The Legacy Backup Situation We Faced
Recently, one of our long term clients approached us to give their backup environment an overhaul
Their current backup solution was a slightly outdated version of FalconStor, which we had deployed for them some years earlier
FalconStor was still doing an excellent job protecting their estate, but it had long since become unmanageable from an administration standpoint
To find a worthy replacement for FalconStor is a bit of a challenge given that the disk safe agent keeps a real time mirror of their data on the CDP appliance with limited or no overhead, offering a vear zero backup window. The CDP appliance also keeps very flexible point in time snapshots of their data and replicates their data offsite to another CDP appliance
The only downfall for FalconStor was that it was now unmanageable given their current environment had grown to 30 physical servers and 200 VMs (each requiring an agent) and each disk inside each system is effetely managed individually. When the solution was deployed they were mostly physical with a much smaller footprint
Their physical estate was easily protected with the File System, and application specific agents, there is also a CDP agent should they wish to protect specific servers in real time.
The vast majority of their virtual estate was also protected easily, the nightly backup of over 200 VMs consuming roughly 30TB takes approximately 6 hours with roughly 2TB of daily change
The Backup Problem
Unfortunately, there was 1 server that was causing a bit of a problem. It was a 3.5TB File Server with over 1000 users concurrently accessing it (including countless users with outlook pst files, that are highly sensitive to any unresponsiveness from the file server), with a very high rate of change. The client also had a desire to have recovery points of this server every 3 hours like they used to with FalconStor.
However, using Standard VADP Streaming backups over SAN transport from a HP 3PAR a Full Backup takes over 14 hours and an Incremental Backup takes ~5 hours
Note: While VADP streaming backups work well for the majority of servers in Virtual estates it can cause performance degradation during backup operations while the snapshot is left open, further to this if the snapshot is kept open for too long on a busy VM, when the snapshot is released it can cause the VM to go unresponsive during consolidation.
One potential solution to this is to move the VMs disks onto faster storage, in this case moving from NL-SAS onto SAS or even SSD so more IO is available to service the backups. However, given this machine does not require more IO for its production operations we opted for a different solution…
How we Solved the Problem
To create the VMware snapshot then create the hardware (array) snapshot then release VMware snapshot takes ~5 minutes giving us a recovery copy of that VM on the HP 3PAR. A separate process then runs which mounts the storage snapshot and performs the backup against that copy, with no production impact on the live production VM
The Incremental Backups from the array now takes under 2 hours. This now allows the client to protect their 3.5TB File server every 3 hours, with copies stored both on the SAN and on a separate disk system (also replicated offsite), with a 5-minute production backup window
Snapshot Backup Technology provides a useful tool for any backup architecture and implementation.
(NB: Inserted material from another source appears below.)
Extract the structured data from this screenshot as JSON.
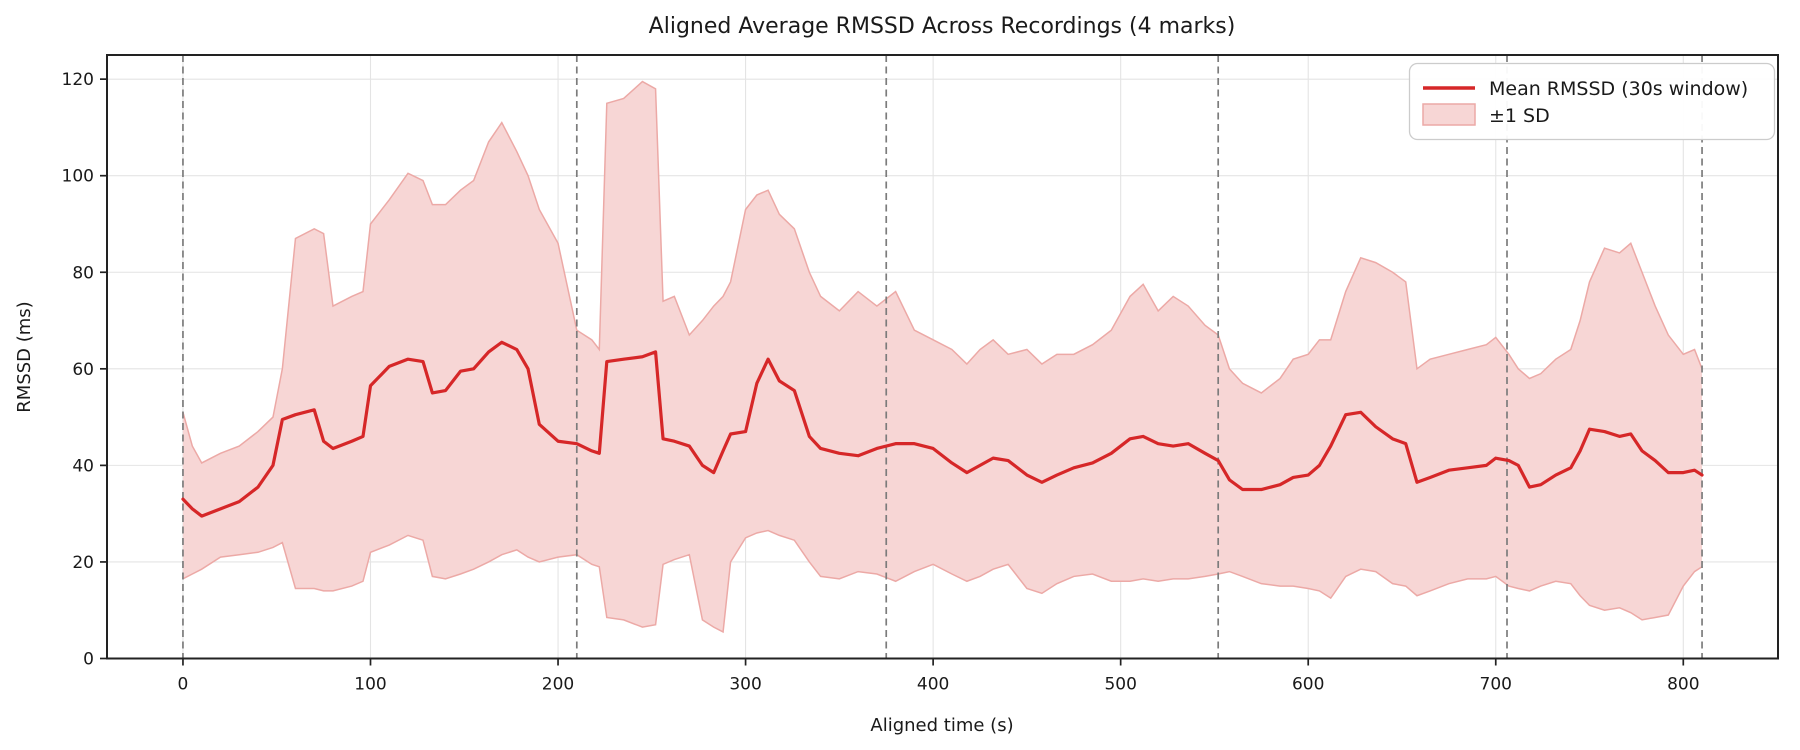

Our VM ‘Snapshot’ backup is finished in about 5 minutes (though it still resides on the primary SAN)
After hours, we can ingest that backup from the SAN without impacting End Users day time operations.
The backup is taken to the Backup Servers ‘bulk backup disk’ and then offsite replicated.
There’ still a case for true CDP technology such as FalconStor – where there is a Zero backup Window.
But in this scenario, moving to a single Unified Technology such as CommVault has been a winning move for this customer.